It is expected that immediate placement is more likely to be indicated due to the root divergence or convexity/concavity in 3D-printed implant placement. Although 3D-printed implants, displaying inherent rough surfaces, can improve osteogenic differentiation and early osseointegration following implantation compared with conventional machined surfaces8, secondary stability should be facilitated to achieve immediate or early loading protocol with 3D-printed implants. In addition, compromised osteogenic situations including osteoporosis or diabetes requires the promotion of osseointegration. Therefore, it is necessary to promote osseointegration to reduce the decrease in stability of the 3D-printed implant with implant surface modification.

Various implant surface modification techniques have been introduced and studied to promote osseointegration of dental implants9,10,11. Sandblasting with large grit and acid-etched (SLA) surface is one of the representative surface treatments to imbue proper roughness and has been proven in numerous literatures to be successful bone-to-implant contact12,13. In the context of surface treatment, a recent study reported that 3D-printed implant with SLA surface treatment showed an improved osteogenic differentiation of bone marrow-derived mesenchymal stromal cells and osseointegration in a rat model14.

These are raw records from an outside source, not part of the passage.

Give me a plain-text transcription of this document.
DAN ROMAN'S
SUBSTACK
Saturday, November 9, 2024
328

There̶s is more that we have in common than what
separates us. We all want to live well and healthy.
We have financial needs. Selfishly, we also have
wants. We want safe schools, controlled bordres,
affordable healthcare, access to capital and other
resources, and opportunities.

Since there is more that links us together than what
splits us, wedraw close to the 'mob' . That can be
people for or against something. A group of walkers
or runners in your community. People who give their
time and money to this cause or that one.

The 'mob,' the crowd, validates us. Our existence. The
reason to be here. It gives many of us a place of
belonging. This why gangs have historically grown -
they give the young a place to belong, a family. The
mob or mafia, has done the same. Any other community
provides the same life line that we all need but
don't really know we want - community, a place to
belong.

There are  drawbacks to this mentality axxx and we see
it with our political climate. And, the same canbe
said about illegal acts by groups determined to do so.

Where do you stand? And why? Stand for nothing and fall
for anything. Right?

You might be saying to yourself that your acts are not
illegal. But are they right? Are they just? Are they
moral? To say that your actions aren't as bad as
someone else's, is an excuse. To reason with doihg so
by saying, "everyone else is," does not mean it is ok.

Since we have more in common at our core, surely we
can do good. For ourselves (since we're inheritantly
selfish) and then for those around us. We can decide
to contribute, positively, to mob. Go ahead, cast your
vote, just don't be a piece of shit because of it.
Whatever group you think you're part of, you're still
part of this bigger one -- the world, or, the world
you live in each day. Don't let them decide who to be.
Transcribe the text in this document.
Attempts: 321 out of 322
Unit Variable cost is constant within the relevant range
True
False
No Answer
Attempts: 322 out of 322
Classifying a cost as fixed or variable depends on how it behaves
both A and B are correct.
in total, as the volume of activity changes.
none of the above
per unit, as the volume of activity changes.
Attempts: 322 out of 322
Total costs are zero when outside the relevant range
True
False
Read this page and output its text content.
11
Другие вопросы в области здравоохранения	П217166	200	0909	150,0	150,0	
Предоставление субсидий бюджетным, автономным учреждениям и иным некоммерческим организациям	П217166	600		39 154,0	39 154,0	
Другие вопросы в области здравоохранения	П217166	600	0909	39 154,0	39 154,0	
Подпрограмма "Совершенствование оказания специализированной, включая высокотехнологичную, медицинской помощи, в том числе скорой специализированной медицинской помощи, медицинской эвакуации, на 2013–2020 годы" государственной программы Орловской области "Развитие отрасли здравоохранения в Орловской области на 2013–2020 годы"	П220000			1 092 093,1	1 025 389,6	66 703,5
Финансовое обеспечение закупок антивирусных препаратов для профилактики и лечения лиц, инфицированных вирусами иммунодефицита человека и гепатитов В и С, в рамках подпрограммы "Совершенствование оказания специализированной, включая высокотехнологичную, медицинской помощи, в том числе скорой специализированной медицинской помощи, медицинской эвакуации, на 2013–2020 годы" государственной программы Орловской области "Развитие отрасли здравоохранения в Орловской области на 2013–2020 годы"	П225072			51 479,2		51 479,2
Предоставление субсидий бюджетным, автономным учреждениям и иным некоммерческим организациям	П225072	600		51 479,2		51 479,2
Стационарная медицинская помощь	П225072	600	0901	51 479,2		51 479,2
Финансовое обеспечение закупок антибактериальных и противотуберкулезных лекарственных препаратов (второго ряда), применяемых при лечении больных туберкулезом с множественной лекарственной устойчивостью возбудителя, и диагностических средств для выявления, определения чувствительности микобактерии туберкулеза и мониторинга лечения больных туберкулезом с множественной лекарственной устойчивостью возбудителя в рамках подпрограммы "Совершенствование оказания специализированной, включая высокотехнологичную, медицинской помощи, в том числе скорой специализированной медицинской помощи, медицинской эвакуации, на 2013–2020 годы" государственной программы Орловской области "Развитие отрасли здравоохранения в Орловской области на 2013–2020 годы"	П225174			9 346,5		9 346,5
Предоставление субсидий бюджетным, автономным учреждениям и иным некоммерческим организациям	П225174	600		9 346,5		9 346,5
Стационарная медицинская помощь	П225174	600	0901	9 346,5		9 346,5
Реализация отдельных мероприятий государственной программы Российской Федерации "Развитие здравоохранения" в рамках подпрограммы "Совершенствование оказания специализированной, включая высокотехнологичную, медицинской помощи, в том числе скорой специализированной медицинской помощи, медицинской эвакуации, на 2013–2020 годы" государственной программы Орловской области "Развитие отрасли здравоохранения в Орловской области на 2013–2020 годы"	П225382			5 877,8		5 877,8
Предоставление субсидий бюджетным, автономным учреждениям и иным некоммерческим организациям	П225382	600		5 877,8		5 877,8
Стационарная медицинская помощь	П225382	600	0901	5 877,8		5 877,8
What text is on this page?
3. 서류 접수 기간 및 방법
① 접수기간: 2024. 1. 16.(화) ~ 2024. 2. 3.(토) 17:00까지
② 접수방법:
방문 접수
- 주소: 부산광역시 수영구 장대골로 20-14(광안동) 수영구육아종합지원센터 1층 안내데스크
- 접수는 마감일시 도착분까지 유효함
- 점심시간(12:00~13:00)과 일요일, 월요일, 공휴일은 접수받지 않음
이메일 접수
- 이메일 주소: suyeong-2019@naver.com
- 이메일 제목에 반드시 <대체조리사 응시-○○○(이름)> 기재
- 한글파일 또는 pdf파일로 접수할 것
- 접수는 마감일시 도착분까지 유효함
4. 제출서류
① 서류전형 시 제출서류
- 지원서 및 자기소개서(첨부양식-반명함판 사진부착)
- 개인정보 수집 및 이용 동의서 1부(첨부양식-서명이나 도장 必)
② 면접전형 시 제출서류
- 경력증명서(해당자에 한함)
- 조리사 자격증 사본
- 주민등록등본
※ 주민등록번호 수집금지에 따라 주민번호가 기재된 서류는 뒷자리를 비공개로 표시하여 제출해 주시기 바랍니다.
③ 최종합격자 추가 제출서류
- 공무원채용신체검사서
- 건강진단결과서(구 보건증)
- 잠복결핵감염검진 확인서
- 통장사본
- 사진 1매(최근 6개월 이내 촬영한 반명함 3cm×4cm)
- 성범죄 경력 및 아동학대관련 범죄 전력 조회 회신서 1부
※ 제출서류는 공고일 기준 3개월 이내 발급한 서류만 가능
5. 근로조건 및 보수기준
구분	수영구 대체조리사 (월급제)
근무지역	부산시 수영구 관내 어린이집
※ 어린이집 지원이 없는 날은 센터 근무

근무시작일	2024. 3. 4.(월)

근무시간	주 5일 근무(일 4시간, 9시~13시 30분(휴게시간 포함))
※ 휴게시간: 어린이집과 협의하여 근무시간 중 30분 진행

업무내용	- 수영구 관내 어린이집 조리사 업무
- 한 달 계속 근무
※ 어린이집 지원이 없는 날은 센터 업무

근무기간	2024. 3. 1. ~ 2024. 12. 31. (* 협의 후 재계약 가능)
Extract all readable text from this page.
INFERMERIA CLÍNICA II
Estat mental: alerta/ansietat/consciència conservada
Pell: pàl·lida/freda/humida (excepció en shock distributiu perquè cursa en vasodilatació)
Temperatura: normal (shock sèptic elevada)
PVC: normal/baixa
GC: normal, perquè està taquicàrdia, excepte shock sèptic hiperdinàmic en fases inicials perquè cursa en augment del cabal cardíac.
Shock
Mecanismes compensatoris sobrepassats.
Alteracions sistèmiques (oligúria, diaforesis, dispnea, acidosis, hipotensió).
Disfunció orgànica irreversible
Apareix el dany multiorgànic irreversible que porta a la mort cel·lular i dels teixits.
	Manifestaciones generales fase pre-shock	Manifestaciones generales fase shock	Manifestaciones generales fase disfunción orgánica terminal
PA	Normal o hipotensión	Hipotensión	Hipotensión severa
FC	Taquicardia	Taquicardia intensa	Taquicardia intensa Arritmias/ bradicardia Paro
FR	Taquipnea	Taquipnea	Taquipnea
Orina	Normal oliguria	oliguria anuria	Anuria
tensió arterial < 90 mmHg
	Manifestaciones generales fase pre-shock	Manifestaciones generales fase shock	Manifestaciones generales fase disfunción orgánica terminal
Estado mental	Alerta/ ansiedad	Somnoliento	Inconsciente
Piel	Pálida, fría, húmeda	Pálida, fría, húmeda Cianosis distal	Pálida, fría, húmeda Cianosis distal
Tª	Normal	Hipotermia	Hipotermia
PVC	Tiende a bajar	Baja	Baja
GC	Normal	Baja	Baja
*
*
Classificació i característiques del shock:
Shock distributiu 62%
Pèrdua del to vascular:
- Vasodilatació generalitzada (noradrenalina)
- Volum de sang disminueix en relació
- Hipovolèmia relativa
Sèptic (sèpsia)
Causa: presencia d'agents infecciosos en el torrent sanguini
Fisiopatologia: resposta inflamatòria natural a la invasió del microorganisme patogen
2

Meanwhile, target-ion-induced plasma sputtering (TIPS) has been applied to fabricate large-scale, self-assembled nanopatterns on titanium surfaces15. The incorporation of the target material, tantalum, during the TIPS process has been utilized due to its high corrosion resistance and good biocompatibility16. Hierarchical micro-nano-structured surfaces of implants with TIPS application showed enhanced hydrophilicity and osteoblastic responses17. This led us to hypothesize that implants treated with TIPS could enhance the osseointegration process. Therefore, the aim of this study is to investigate the biologic performance of 3D-printed implants without surface treatment, with SLA, and with TIPS surface treatment in vivo. The null hypothesis is that there is no difference among the osseointegration levels of the three different surfaces.

Results

Surface characteristics and surface roughness measurement

The surface topographies of 3D-None, 3D-SLA, and 3D-TIPS implants are presented in Fig. 1. 3D-None surfaces showed irregular patterns of empty space with several partly fused grains interspersed on the surface. 3D-SLA displayed lots of micron-submicron pits on the surface, consisting of a combination of large cavities 2–5 μm in size and small pits 300–900 nm in size without any fused grains of titanium. 3D-TIPS exhibited uniform ripple features with an approximately 50-nm gap width.

Figure 1
figure 1

Scanning electron microscopy (SEM) images of 3D-printed implants. (AD) 3D-printed implants without any surface treatments (3D-None). (EH) 3D-printed implants sandblasted with large grit and acid-etching (3D-SLA), (IL) 3D-printed implants with target-ion-induced plasma sputtering (3D-TIPS). Magnification: × 10 (A,E,I), × 100 (B,F,J), × 1000 (C,G,K), × 3000 (D,H,L) from the left to the right. Scale bar: 1 mm (10X), 100 μm (100X), 1 μm (1000X), 300 nm (3000X).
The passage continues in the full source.